O que faz um artista ser diferente do outro são os momentos de dificuldade, onde você busca solução para esses momentos, senão, tudo é perdido, tudo é em vão. Quando me deparei com esse vírus, e falaram que tudo estava fechado, fiquei apavorada, chamei todo mundo e falei que não fecharíamos, trabalharíamos de porta fechada, tomando todos os cuidados. Quem não tivesse carro ficaria em casa, quem tivesse, viria trabalhar. Expliquei que nossa sobrevivência vinha da Verde, tínhamos que nos reinventar. Criamos o nosso e-commerce. Procurei novos caminhos. Não parei de trabalhar nem um dia. Funcionamos on-line, por videocomunicação, WhatsApp. Mostramos para as pessoas que mandar flor é levar felicidade. Nossos grandes fornecedores baixaram muito os preços, e com isso nossos preços também melhoraram.

Você atende o cliente no que ele quer, mesmo sabendo que não é o que ficará mais bonito?
Hoje, sim. Quando uma pessoa está determinada, ninguém consegue mudá-la. Como artista, você tem que fazer o que o cliente quer, da forma mais bonita que conseguir, porque não vai mudar a opinião da pessoa. Se falar que não faz, ele vai em outro fornecedor. Mas isso é hoje, porque antes eu falava que fazia, mas sabia que não ficaria bonito, então fazia o que eu queria. O cliente ficava surpreso quando chegava na festa, porque não era o que ele esperava, claro, e não brigava comigo porque a festa ficava maravi- lhosa. Hoje, eu faço o que o cliente quer.

Por que essa mudança?
A partir do momento em que mudei um pouco o meu chip, eu voltei meu coração completamente para Deus, comecei a respeitar o outro, o ser humano, o que eu não fazia antes. Eu não respeitava, agora uso o dom que Deus me deu para fazer o que sei da melhor forma possível.

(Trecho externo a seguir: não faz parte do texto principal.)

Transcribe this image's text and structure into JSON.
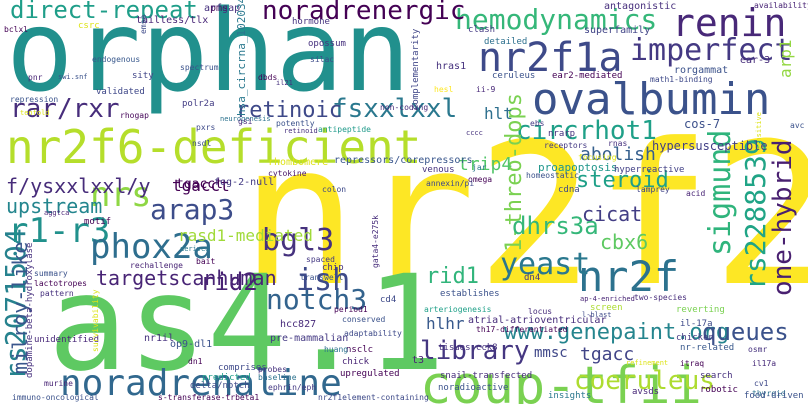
{
  "words": [
    {
      "text": "orphan",
      "color": "#21908d"
    },
    {
      "text": "nr2f2",
      "color": "#fde725"
    },
    {
      "text": "as4.1",
      "color": "#5ec962"
    },
    {
      "text": "nr2f6-deficient",
      "color": "#b5de2b"
    },
    {
      "text": "coup-tfii",
      "color": "#7ad151"
    },
    {
      "text": "ovalbumin",
      "color": "#3b528b"
    },
    {
      "text": "nr2f1a",
      "color": "#3e4a89"
    },
    {
      "text": "noradrenaline",
      "color": "#31688e"
    },
    {
      "text": "renin",
      "color": "#482878"
    },
    {
      "text": "rs2071504",
      "color": "#26828e"
    },
    {
      "text": "nr2f",
      "color": "#2c728e"
    },
    {
      "text": "hemodynamics",
      "color": "#35b779"
    },
    {
      "text": "noradrenergic",
      "color": "#440154"
    },
    {
      "text": "imperfect",
      "color": "#443983"
    },
    {
      "text": "direct-repeat",
      "color": "#1f9e89"
    },
    {
      "text": "fsxxlxxl",
      "color": "#2a788e"
    },
    {
      "text": "retinoic",
      "color": "#3e4989"
    },
    {
      "text": "rar/rxr",
      "color": "#472d7b"
    },
    {
      "text": "circrhot1",
      "color": "#1fa088"
    },
    {
      "text": "nrs",
      "color": "#8fd744"
    },
    {
      "text": "r1-r3",
      "color": "#21918c"
    },
    {
      "text": "arap3",
      "color": "#3d4d8a"
    },
    {
      "text": "bgl3",
      "color": "#46327e"
    },
    {
      "text": "phox2a",
      "color": "#2e6e8e"
    },
    {
      "text": "sigmund",
      "color": "#2fb47c"
    },
    {
      "text": "rs2288539",
      "color": "#20a486"
    },
    {
      "text": "one-hybrid",
      "color": "#481f70"
    },
    {
      "text": "yeast",
      "color": "#2a788e"
    },
    {
      "text": "library",
      "color": "#453781"
    },
    {
      "text": "coeruleus",
      "color": "#addc30"
    },
    {
      "text": "notch3",
      "color": "#33638d"
    },
    {
      "text": "ish",
      "color": "#3e4a89"
    },
    {
      "text": "www.genepaint.org",
      "color": "#25858e"
    },
    {
      "text": "queues",
      "color": "#3b528b"
    },
    {
      "text": "1-threo-dops",
      "color": "#7ad151"
    },
    {
      "text": "steroid",
      "color": "#1fa088"
    },
    {
      "text": "cicat",
      "color": "#433e85"
    },
    {
      "text": "dhrs3a",
      "color": "#35b779"
    },
    {
      "text": "cbx6",
      "color": "#5ec962"
    },
    {
      "text": "rid2",
      "color": "#482173"
    },
    {
      "text": "rid1",
      "color": "#31b57b"
    },
    {
      "text": "f/ysxxlxxl/y",
      "color": "#472c7a"
    },
    {
      "text": "upstream",
      "color": "#24868e"
    },
    {
      "text": "milroy-like",
      "color": "#39568c"
    },
    {
      "text": "targetscanhuman",
      "color": "#482475"
    },
    {
      "text": "rasd1-mediated",
      "color": "#a0da39"
    },
    {
      "text": "tgacct",
      "color": "#440154"
    },
    {
      "text": "trip4",
      "color": "#52c569"
    },
    {
      "text": "abolish",
      "color": "#355f8d"
    },
    {
      "text": "tgacc",
      "color": "#414487"
    },
    {
      "text": "mmsc",
      "color": "#3f4788"
    },
    {
      "text": "hlhr",
      "color": "#38598c"
    },
    {
      "text": "hlt",
      "color": "#2e6f8e"
    },
    {
      "text": "cos-7",
      "color": "#3c508b"
    },
    {
      "text": "arp1",
      "color": "#93d741"
    },
    {
      "text": "hypersusceptible",
      "color": "#424086"
    },
    {
      "text": "pms",
      "color": "#440154"
    },
    {
      "text": "arfgap",
      "color": "#46317e"
    },
    {
      "text": "antagonistic",
      "color": "#472f7d"
    },
    {
      "text": "availability",
      "color": "#482475"
    },
    {
      "text": "superfamily",
      "color": "#414487"
    },
    {
      "text": "rorgammat",
      "color": "#3b528b"
    },
    {
      "text": "ear-3",
      "color": "#472d7b"
    },
    {
      "text": "tailless/tlx",
      "color": "#482677"
    },
    {
      "text": "hsa_circrna_102034",
      "color": "#2a788e"
    },
    {
      "text": "hormone",
      "color": "#46337f"
    },
    {
      "text": "csrc",
      "color": "#dde318"
    },
    {
      "text": "emsa",
      "color": "#3e4a89"
    },
    {
      "text": "endogenous",
      "color": "#38588c"
    },
    {
      "text": "spectrum",
      "color": "#3b528b"
    },
    {
      "text": "opossum",
      "color": "#46307e"
    },
    {
      "text": "silac",
      "color": "#3e4c8a"
    },
    {
      "text": "clash",
      "color": "#443a83"
    },
    {
      "text": "detailed",
      "color": "#2d708e"
    },
    {
      "text": "complementarity",
      "color": "#404688"
    },
    {
      "text": "hras1",
      "color": "#46327e"
    },
    {
      "text": "ceruleus",
      "color": "#3b528b"
    },
    {
      "text": "ear2-mediated",
      "color": "#440154"
    },
    {
      "text": "math1-binding",
      "color": "#3e4989"
    },
    {
      "text": "ii-9",
      "color": "#482878"
    },
    {
      "text": "repression",
      "color": "#3a548c"
    },
    {
      "text": "validated",
      "color": "#3f4889"
    },
    {
      "text": "sity",
      "color": "#404588"
    },
    {
      "text": "polr2a",
      "color": "#433d84"
    },
    {
      "text": "pnr",
      "color": "#482475"
    },
    {
      "text": "pxrs",
      "color": "#3e4a89"
    },
    {
      "text": "neurogenesis",
      "color": "#2c728e"
    },
    {
      "text": "potently",
      "color": "#3b528b"
    },
    {
      "text": "retinoid",
      "color": "#46307e"
    },
    {
      "text": "antipeptide",
      "color": "#1f9a8a"
    },
    {
      "text": "non-coding",
      "color": "#472a7a"
    },
    {
      "text": "hesl",
      "color": "#fde725"
    },
    {
      "text": "nsdl",
      "color": "#3c4f8a"
    },
    {
      "text": "rhogap",
      "color": "#450559"
    },
    {
      "text": "repressors/corepressors",
      "color": "#39568c"
    },
    {
      "text": "tgacct",
      "color": "#440154"
    },
    {
      "text": "rhombomere",
      "color": "#dde318"
    },
    {
      "text": "fog-2-null",
      "color": "#443b84"
    },
    {
      "text": "cytokine",
      "color": "#481467"
    },
    {
      "text": "proapoptosis",
      "color": "#1f968b"
    },
    {
      "text": "hyperreactive",
      "color": "#424086"
    },
    {
      "text": "focusing",
      "color": "#dde318"
    },
    {
      "text": "receptors",
      "color": "#443983"
    },
    {
      "text": "rnas",
      "color": "#46307e"
    },
    {
      "text": "homeostatic",
      "color": "#3b528b"
    },
    {
      "text": "cdna",
      "color": "#3e4a89"
    },
    {
      "text": "lamprey",
      "color": "#414487"
    },
    {
      "text": "acid",
      "color": "#482475"
    },
    {
      "text": "nrarp",
      "color": "#46327e"
    },
    {
      "text": "ebs",
      "color": "#443983"
    },
    {
      "text": "motif",
      "color": "#440154"
    },
    {
      "text": "colon",
      "color": "#3e4a89"
    },
    {
      "text": "jar",
      "color": "#2a788e"
    },
    {
      "text": "omega",
      "color": "#440154"
    },
    {
      "text": "venous",
      "color": "#46327e"
    },
    {
      "text": "annexin/pi",
      "color": "#3f4889"
    },
    {
      "text": "arteriogenesis",
      "color": "#1fa088"
    },
    {
      "text": "establishes",
      "color": "#3b528b"
    },
    {
      "text": "two-species",
      "color": "#472d7b"
    },
    {
      "text": "screen",
      "color": "#addc30"
    },
    {
      "text": "reverting",
      "color": "#7ad151"
    },
    {
      "text": "il-17a",
      "color": "#3e4a89"
    },
    {
      "text": "chicken",
      "color": "#443983"
    },
    {
      "text": "nr-related",
      "color": "#38588c"
    },
    {
      "text": "osmr",
      "color": "#46327e"
    },
    {
      "text": "il17a",
      "color": "#472a7a"
    },
    {
      "text": "refinement",
      "color": "#dde318"
    },
    {
      "text": "itraq",
      "color": "#440154"
    },
    {
      "text": "search",
      "color": "#46307e"
    },
    {
      "text": "robotic",
      "color": "#440154"
    },
    {
      "text": "cv1",
      "color": "#3e4989"
    },
    {
      "text": "thyroid",
      "color": "#2c728e"
    },
    {
      "text": "food-driven",
      "color": "#3b528b"
    },
    {
      "text": "avsds",
      "color": "#482878"
    },
    {
      "text": "insights",
      "color": "#2a788e"
    },
    {
      "text": "nr2f1element-containing",
      "color": "#3e4a89"
    },
    {
      "text": "noradioactive",
      "color": "#3b528b"
    },
    {
      "text": "s-transferase-trbeta1",
      "color": "#440154"
    },
    {
      "text": "immuno-oncological",
      "color": "#3b528b"
    },
    {
      "text": "murine",
      "color": "#482475"
    },
    {
      "text": "dopamine-beta-hydroxylase",
      "color": "#46307e"
    },
    {
      "text": "delta/notch",
      "color": "#3e4a89"
    },
    {
      "text": "baseline",
      "color": "#2c728e"
    },
    {
      "text": "ephrin/eph",
      "color": "#443983"
    },
    {
      "text": "chick",
      "color": "#482475"
    },
    {
      "text": "upregulated",
      "color": "#440154"
    },
    {
      "text": "snail-transfected",
      "color": "#472d7b"
    },
    {
      "text": "comprises",
      "color": "#3e4989"
    },
    {
      "text": "probes",
      "color": "#46327e"
    },
    {
      "text": "predicted",
      "color": "#1f9e89"
    },
    {
      "text": "dn1",
      "color": "#440154"
    },
    {
      "text": "op9-dl1",
      "color": "#3b528b"
    },
    {
      "text": "hcc827",
      "color": "#472a7a"
    },
    {
      "text": "pre-mammalian",
      "color": "#443983"
    },
    {
      "text": "nsclc",
      "color": "#440154"
    },
    {
      "text": "adaptability",
      "color": "#3e4a89"
    },
    {
      "text": "huang",
      "color": "#2c728e"
    },
    {
      "text": "t3",
      "color": "#482475"
    },
    {
      "text": "tisues.cck8",
      "color": "#46327e"
    },
    {
      "text": "th17-differentiated",
      "color": "#440154"
    },
    {
      "text": "atrial-atrioventricular",
      "color": "#472d7b"
    },
    {
      "text": "conserved",
      "color": "#3b528b"
    },
    {
      "text": "period1",
      "color": "#440154"
    },
    {
      "text": "cd4",
      "color": "#3e4a89"
    },
    {
      "text": "chip",
      "color": "#46327e"
    },
    {
      "text": "transwell",
      "color": "#3b528b"
    },
    {
      "text": "spaced",
      "color": "#443983"
    },
    {
      "text": "bait",
      "color": "#440154"
    },
    {
      "text": "rechallenge",
      "color": "#482475"
    },
    {
      "text": "derived",
      "color": "#2a788e"
    },
    {
      "text": "gata4-e275k",
      "color": "#472d7b"
    },
    {
      "text": "nr1il",
      "color": "#46327e"
    },
    {
      "text": "unidentified",
      "color": "#482878"
    },
    {
      "text": "survivability",
      "color": "#dde318"
    },
    {
      "text": "lactotropes",
      "color": "#440154"
    },
    {
      "text": "pattern",
      "color": "#46307e"
    },
    {
      "text": "summary",
      "color": "#3b528b"
    },
    {
      "text": "bclxl",
      "color": "#440154"
    },
    {
      "text": "aggtca",
      "color": "#482475"
    },
    {
      "text": "tenfold",
      "color": "#dde318"
    },
    {
      "text": "gsi",
      "color": "#472d7b"
    },
    {
      "text": "dbds",
      "color": "#440154"
    },
    {
      "text": "il21",
      "color": "#46327e"
    },
    {
      "text": "swi.snf",
      "color": "#3b528b"
    },
    {
      "text": "dn4",
      "color": "#443983"
    },
    {
      "text": "locus",
      "color": "#472d7b"
    },
    {
      "text": "l-blast",
      "color": "#3e4a89"
    },
    {
      "text": "ap-4-enriched",
      "color": "#482475"
    },
    {
      "text": "avc",
      "color": "#3b528b"
    },
    {
      "text": "sensitive",
      "color": "#dde318"
    },
    {
      "text": "cccc",
      "color": "#46327e"
    }
  ]
}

Como se sente hoje, completando 40 anos de empresa que é referência?
Meio guerreira e meio louca. Vejo o que fiz e não entendo de onde tirei tanta coragem para enfrentar tanta coisa, tantos desafios. Conseguir levar tudo a bom termo, enfrentando várias crises, igual acontece agora na pandemia. Todo mundo da equipe ficou doente, inclusive eu, e conseguimos superar e estamos todos bem. Me sinto assim, meio a meio. Não me sinto vitoriosa, essa palavra não existe no meu vocabulário. Sou uma pessoa que enfrenta, luta, estou sempre à frente de todos os problemas. Eu vim para enfrentar, ter coragem, fazer, para ser Denise, me dá a sensação de dever cumprido.